The default value of `n_init` will change from 10 to 'auto' in 1.4. Set the value of `n_init` explicitly to suppress the warning

C:\Users\23898\anaconda\lib\site-packages\sklearn\cluster\_kmeans.py:1436: UserWarning:

KMeans is known to have a memory leak on Windows with MKL, when there are less chunks than available threads. You can avoid it by setting the environment variable OMP_NUM_THREADS=2.
<matplotlib.collections.PathCollection at 0x23ffd659ff0>

In summary:

A logical progression in our analysis involves examining the distinctions among the three clusters concerning the three features employed for clustering. Instead of relying on scaled features, we revert to using the unscaled features to facilitate a more interpretable exploration of the differences.

Visualize the results using a violin plot

import seaborn as sns
df['cluster'] = km.labels_
melt_car = pd.melt(df,id_vars='cluster',var_name="predictor",value_name="percent",
                 value_vars=['CP','tsla+cp', 'VTAD', 'Claimed', 'Tesla_occupant','Other_vehicle'] )
sns.violinplot(data=melt_car,y='predictor',x='percent',hue='cluster')
<Axes: xlabel='percent', ylabel='predictor'>

In summary:

From the presented plot, it is now evident that distinct clusters of states may necessitate varied interventions, such as implementing safety measures like road cushioning or enforcing more stringent traffic laws tailored to each group’s specific characteristics.

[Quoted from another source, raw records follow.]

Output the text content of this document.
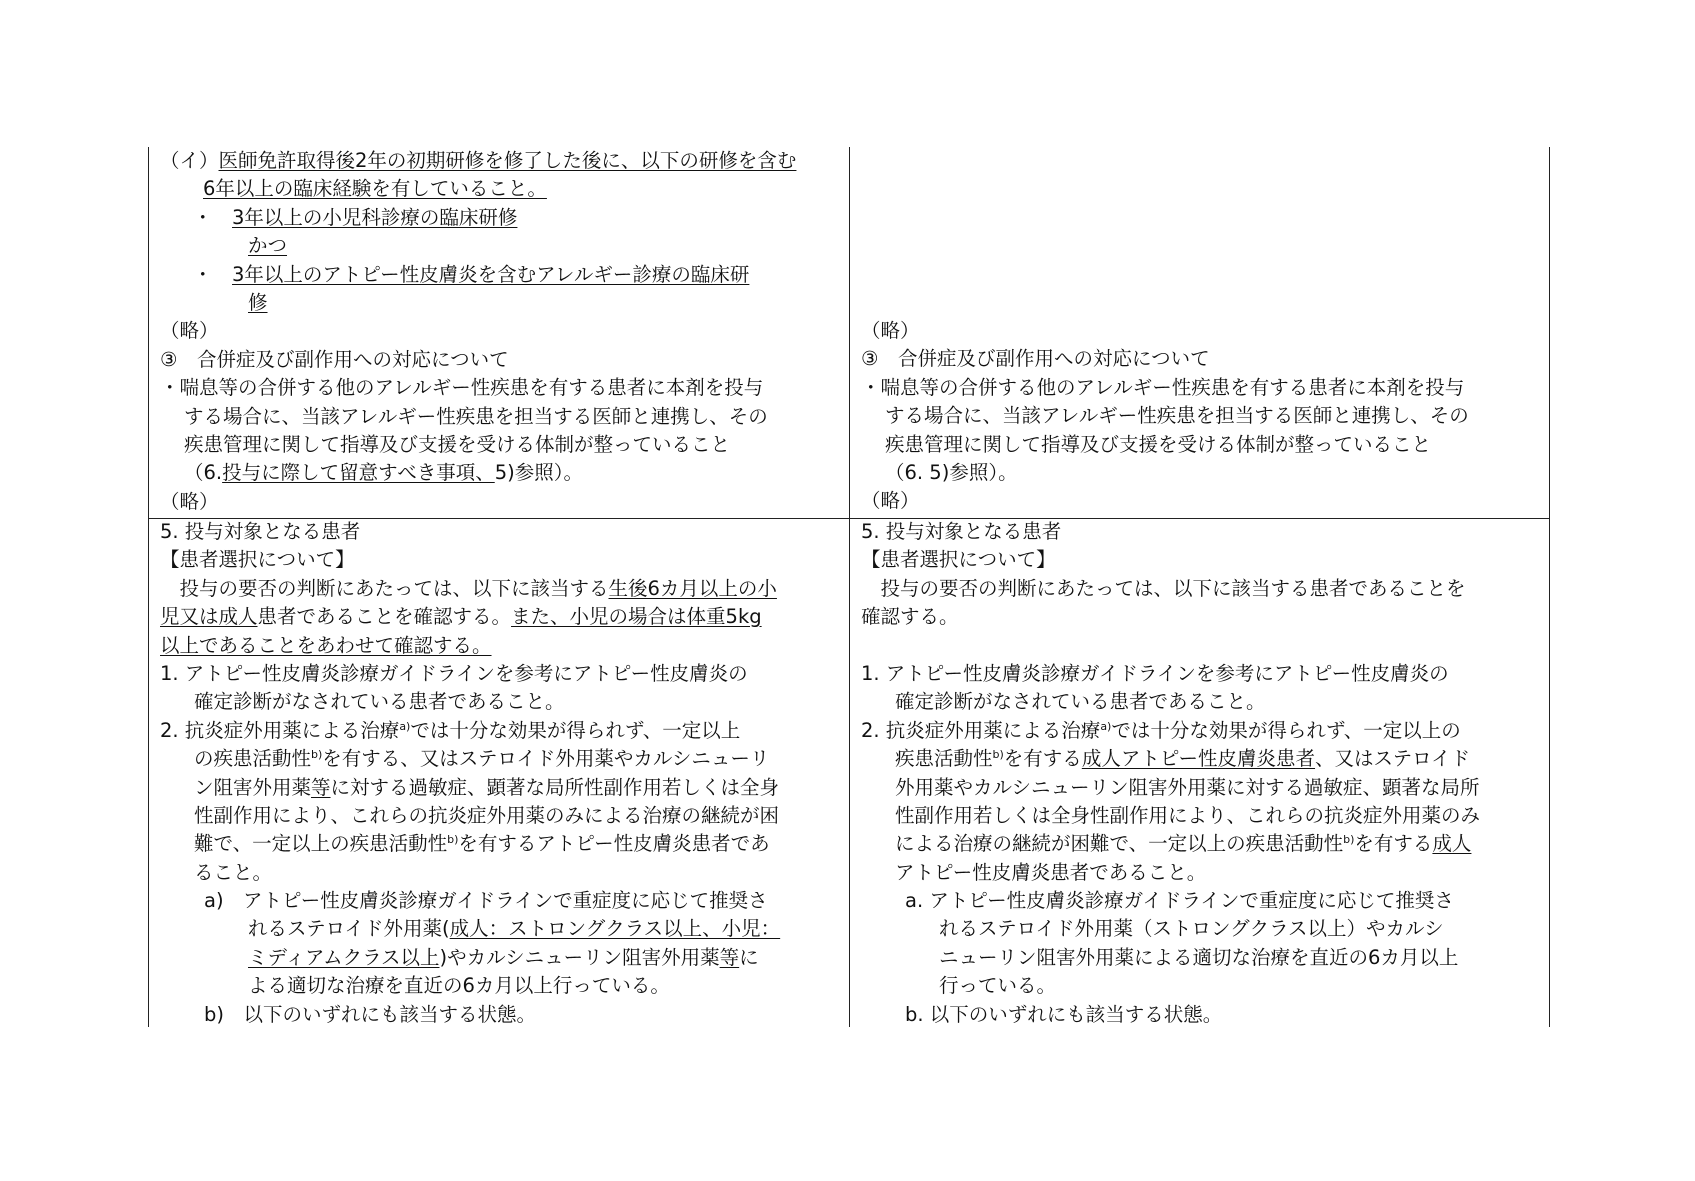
（イ）医師免許取得後2年の初期研修を修了した後に、以下の研修を含む
6年以上の臨床経験を有していること。
・　3年以上の小児科診療の臨床研修
かつ
・　3年以上のアトピー性皮膚炎を含むアレルギー診療の臨床研
修
（略）
③　合併症及び副作用への対応について
・喘息等の合併する他のアレルギー性疾患を有する患者に本剤を投与
する場合に、当該アレルギー性疾患を担当する医師と連携し、その
疾患管理に関して指導及び支援を受ける体制が整っていること
（6.投与に際して留意すべき事項、5)参照）。
（略）
5. 投与対象となる患者
【患者選択について】
　投与の要否の判断にあたっては、以下に該当する生後6カ月以上の小
児又は成人患者であることを確認する。また、小児の場合は体重5kg
以上であることをあわせて確認する。
1. アトピー性皮膚炎診療ガイドラインを参考にアトピー性皮膚炎の
確定診断がなされている患者であること。
2. 抗炎症外用薬による治療$^{a)}$では十分な効果が得られず、一定以上
の疾患活動性$^{b)}$を有する、又はステロイド外用薬やカルシニューリ
ン阻害外用薬等に対する過敏症、顕著な局所性副作用若しくは全身
性副作用により、これらの抗炎症外用薬のみによる治療の継続が困
難で、一定以上の疾患活動性$^{b)}$を有するアトピー性皮膚炎患者であ
ること。
a)　アトピー性皮膚炎診療ガイドラインで重症度に応じて推奨さ
れるステロイド外用薬(成人：ストロングクラス以上、小児：
ミディアムクラス以上)やカルシニューリン阻害外用薬等に
よる適切な治療を直近の6カ月以上行っている。
b)　以下のいずれにも該当する状態。
（略）
③　合併症及び副作用への対応について
・喘息等の合併する他のアレルギー性疾患を有する患者に本剤を投与
する場合に、当該アレルギー性疾患を担当する医師と連携し、その
疾患管理に関して指導及び支援を受ける体制が整っていること
（6. 5)参照）。
（略）
5. 投与対象となる患者
【患者選択について】
　投与の要否の判断にあたっては、以下に該当する患者であることを
確認する。
1. アトピー性皮膚炎診療ガイドラインを参考にアトピー性皮膚炎の
確定診断がなされている患者であること。
2. 抗炎症外用薬による治療$^{a)}$では十分な効果が得られず、一定以上の
疾患活動性$^{b)}$を有する成人アトピー性皮膚炎患者、又はステロイド
外用薬やカルシニューリン阻害外用薬に対する過敏症、顕著な局所
性副作用若しくは全身性副作用により、これらの抗炎症外用薬のみ
による治療の継続が困難で、一定以上の疾患活動性$^{b)}$を有する成人
アトピー性皮膚炎患者であること。
a. アトピー性皮膚炎診療ガイドラインで重症度に応じて推奨さ
れるステロイド外用薬（ストロングクラス以上）やカルシ
ニューリン阻害外用薬による適切な治療を直近の6カ月以上
行っている。
b. 以下のいずれにも該当する状態。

Clustering on the dataset: Traffic Accidents and Vehicles (gas car)

Code
data = pd.read_csv('./Data/RoadAccident.csv')
column_datatypes = set()
for column in data.columns:
    column_datatypes.add(str(data[column].dtype))
X = data.drop(columns='Accident_Severity')
y = data['Accident_Severity']
numerical_features = list()
categorical_features = list()
for column in X.columns:
    # In the dataset we only have float and int64.
    if (data[column].dtype == 'float64' or data[column].dtype == 'int64'):
        numerical_features.append(column)
    # Categorical
    elif (data[column].dtype == 'object'):
        categorical_features.append(column)
data = X[numerical_features]
SS=StandardScaler()
X=pd.DataFrame(SS.fit_transform(data), columns=data.columns)
pca = PCA(n_components=2)
X_pca = pca.fit_transform(X)
principal_df = pd.DataFrame(data = X_pca, columns = ['PC1', 'PC2'])
kmeans = KMeans(n_clusters=5, n_init=15, max_iter=500, random_state=0)
clusters = kmeans.fit_predict(X)
centroids = kmeans.cluster_centers_
centroids_pca = pca.transform(centroids)
C:\Users\23898\anaconda\lib\site-packages\sklearn\base.py:464: UserWarning:

X does not have valid feature names, but PCA was fitted with feature names

Plot the clustering results both in 2-D and 3-D plot

plt.figure(figsize=(8,6))
plt.scatter(principal_df.iloc[:,0], principal_df.iloc[:,1], c=clusters, cmap="brg", s=40)
plt.scatter(x=centroids_pca[:,0], y=centroids_pca[:,1], marker="x", s=100, linewidths=3, color="black")
plt.title('PCA plot in 2D')
plt.xlabel('PC1')
plt.ylabel('PC2')
Text(0, 0.5, 'PC2')

pca = PCA(n_components=3)
components = pca.fit_transform(X)
import plotly.express as px
fig = px.scatter_3d(
    components, x=0, y=1, z=2, color=clusters, size=0.1*np.ones(len(X)), opacity = 1,
    title='PCA plot in 3D',
    labels={'0': 'PC 1', '1': 'PC 2', '2': 'PC 3'},
    width=650, height=500
)
fig.show()

In summary:

  1. Clustering is not distinctly visible in both 2-D and 3-D plots, primarily due to the extensive size of the dataset, leading to overlapping scatter plots. However, subsetting the dataset would improve visualization clarity.
  2. Utilizing clustering methods enables the categorization of the entire dataset into smaller groups, each representing distinct types of accidents. Subsequently, any of these groups can be selected for in-depth analysis.